Coal has become the bête noire of the environmental movement. Environmentalists would eliminate coal (coal-fired power plants produce 48.5 percent of the of the nation’s electricity, according to the U.S. Department of Energy) by making it so expensive to use that other forms of alternative energy could compete economically.
The preferred strategy to eliminate coal is the Waxman-Markey Climate Change legislation, which is more commonly referred to as Cap and Trade or, increasingly, Cap and Tax. A recent study by the Heritage Foundation estimates that on average between 2012- 2035 the Waxman-Markey bill would in Michigan:
• Lower gross state product by $8,739 million;
• Reduce personal income by $3,417;
• Destroy 39,445 jobs;
• Raise electricity prices by $444.97 per household;
• Raise gasoline prices by $0.72 per gallon.
Fortunately Waxman-Markey, which narrowly passed the U.S. House, has run into stiff opposition in the U.S. Senate. Never to be deterred, the anti-coal crowd has backup strategies. Environmentalists have petitioned the U.S. EPA to:
• Declare fly ash as a hazardous material. Fly ash is a combustion byproduct of coal — most of which is currently recycled in gypsum board production and used in highway construction. Requiring the fly ash to be landfilled in hazardous waste facilities would be prohibitively expensive, thus eliminating coal as a fuel for producing electricity.
• Require carbon sequestration for coal-fired power plants. Although it sounds good, the technology to sequester carbon is not currently economically feasible and may never be.
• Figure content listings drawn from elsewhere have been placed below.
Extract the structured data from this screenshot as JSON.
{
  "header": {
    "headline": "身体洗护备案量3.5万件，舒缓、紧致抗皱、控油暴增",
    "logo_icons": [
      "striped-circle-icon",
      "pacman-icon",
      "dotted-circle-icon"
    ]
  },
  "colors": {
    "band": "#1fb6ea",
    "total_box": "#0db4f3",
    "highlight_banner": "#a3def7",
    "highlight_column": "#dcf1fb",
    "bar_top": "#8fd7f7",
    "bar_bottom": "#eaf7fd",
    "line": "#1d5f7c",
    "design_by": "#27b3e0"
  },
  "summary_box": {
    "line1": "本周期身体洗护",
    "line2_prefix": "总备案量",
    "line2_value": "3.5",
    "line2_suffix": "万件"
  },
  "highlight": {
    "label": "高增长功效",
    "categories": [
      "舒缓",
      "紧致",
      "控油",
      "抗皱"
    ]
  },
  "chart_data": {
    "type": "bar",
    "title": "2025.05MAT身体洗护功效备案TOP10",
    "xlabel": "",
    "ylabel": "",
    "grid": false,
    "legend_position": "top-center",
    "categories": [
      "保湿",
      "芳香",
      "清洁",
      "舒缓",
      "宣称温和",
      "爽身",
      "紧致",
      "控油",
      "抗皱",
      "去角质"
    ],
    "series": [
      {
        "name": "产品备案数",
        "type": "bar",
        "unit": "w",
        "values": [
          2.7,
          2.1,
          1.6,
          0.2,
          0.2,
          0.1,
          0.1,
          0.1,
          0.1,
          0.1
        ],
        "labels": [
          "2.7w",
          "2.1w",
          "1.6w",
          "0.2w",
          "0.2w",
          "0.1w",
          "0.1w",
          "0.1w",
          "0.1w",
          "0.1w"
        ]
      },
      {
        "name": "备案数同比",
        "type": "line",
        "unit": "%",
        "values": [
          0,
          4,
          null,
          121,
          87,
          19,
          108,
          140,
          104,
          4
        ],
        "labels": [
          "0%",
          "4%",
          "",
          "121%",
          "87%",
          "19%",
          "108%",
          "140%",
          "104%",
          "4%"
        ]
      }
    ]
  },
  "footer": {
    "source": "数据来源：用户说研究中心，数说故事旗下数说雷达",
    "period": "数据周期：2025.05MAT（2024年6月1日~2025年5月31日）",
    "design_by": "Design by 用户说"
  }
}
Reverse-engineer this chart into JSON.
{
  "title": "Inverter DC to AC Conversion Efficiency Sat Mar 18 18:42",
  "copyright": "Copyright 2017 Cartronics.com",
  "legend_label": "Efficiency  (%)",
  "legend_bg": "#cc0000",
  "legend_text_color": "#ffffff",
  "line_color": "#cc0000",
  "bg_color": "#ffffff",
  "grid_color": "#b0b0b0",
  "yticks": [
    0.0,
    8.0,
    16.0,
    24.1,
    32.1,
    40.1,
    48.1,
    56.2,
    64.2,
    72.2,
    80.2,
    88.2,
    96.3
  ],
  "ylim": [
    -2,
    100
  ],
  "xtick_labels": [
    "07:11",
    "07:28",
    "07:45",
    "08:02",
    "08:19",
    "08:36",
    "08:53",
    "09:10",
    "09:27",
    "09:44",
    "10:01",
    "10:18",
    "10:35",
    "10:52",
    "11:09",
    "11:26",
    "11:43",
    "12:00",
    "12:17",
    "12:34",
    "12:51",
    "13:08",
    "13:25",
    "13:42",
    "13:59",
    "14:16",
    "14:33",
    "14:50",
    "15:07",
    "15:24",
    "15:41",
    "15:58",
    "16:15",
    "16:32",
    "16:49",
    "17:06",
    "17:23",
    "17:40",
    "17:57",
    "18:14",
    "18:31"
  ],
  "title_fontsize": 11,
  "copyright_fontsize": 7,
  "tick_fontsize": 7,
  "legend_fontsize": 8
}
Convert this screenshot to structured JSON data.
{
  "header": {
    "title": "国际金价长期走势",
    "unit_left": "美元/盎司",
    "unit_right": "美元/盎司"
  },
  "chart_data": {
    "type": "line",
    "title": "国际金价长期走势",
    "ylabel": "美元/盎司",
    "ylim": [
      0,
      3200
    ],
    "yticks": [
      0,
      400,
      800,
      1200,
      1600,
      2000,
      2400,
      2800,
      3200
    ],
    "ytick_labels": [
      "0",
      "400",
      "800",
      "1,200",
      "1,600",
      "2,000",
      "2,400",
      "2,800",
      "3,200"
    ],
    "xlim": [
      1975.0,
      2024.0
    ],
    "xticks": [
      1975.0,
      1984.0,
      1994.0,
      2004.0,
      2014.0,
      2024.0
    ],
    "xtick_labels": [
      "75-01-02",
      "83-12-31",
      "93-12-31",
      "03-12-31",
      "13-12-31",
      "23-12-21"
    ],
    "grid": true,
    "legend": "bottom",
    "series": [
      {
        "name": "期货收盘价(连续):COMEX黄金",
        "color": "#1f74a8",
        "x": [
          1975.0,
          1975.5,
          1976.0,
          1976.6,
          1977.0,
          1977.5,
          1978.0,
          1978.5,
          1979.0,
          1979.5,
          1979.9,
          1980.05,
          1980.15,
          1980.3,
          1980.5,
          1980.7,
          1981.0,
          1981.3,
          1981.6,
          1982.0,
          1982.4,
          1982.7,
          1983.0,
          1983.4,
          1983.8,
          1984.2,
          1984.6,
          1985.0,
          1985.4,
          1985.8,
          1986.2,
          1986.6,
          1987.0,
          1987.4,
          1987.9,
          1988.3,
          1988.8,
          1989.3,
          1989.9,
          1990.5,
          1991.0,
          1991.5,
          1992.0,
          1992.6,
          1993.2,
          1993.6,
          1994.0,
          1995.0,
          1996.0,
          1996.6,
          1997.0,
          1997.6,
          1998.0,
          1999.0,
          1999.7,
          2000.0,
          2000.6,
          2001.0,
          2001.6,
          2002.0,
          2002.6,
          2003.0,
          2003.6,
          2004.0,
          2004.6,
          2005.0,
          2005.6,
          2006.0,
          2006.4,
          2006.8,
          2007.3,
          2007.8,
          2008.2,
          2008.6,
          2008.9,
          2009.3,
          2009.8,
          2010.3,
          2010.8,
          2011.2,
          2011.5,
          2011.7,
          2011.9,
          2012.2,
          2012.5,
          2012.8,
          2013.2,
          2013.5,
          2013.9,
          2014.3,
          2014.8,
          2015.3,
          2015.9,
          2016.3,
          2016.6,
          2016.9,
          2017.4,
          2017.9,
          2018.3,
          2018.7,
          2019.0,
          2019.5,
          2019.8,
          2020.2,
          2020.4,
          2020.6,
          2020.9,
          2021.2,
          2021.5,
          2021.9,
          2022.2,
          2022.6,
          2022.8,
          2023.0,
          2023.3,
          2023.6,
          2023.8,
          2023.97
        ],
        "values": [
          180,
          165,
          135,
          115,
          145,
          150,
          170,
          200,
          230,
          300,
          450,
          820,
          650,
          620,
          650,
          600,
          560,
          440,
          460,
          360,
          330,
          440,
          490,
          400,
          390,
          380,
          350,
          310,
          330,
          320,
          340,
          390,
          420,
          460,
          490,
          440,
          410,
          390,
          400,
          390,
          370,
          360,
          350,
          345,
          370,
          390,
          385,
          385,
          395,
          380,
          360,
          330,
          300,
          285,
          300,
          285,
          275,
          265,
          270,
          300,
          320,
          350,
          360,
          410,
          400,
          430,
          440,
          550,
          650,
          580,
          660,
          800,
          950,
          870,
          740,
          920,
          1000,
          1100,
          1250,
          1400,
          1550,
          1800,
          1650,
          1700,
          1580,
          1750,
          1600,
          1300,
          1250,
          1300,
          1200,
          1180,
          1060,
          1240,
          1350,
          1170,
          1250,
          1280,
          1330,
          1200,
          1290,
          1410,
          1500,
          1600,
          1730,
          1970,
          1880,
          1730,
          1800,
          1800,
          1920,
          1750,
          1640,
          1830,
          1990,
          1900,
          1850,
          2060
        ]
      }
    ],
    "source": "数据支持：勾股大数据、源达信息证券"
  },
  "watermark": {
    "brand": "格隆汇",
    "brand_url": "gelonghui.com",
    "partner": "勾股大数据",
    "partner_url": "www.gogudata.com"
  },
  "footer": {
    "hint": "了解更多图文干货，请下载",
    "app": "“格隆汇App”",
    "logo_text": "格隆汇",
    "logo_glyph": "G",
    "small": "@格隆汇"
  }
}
• Impose more stringent wastewater discharge limits from steam electric-power generating facilities. The EPA recently announced that it expects to revise rules for wastewater discharges from power plants. This seems reasonable since the regulations have not been revised since 1982. A closer review of EPA’s proposal, however, indicates it is focusing on fly ash generated from burning coal. As a former state regulator, I understand the power to control major policy by regulation. This effort bears close scrutiny to ensure whether it is really a water-quality initiative based on science or just another attempt to regulate coal to the dustbin of history.
The important national policy issues of energy and the environment should be debated in a transparent manner in the public forum, rather than left to the devices of unaccountable bureaucrats.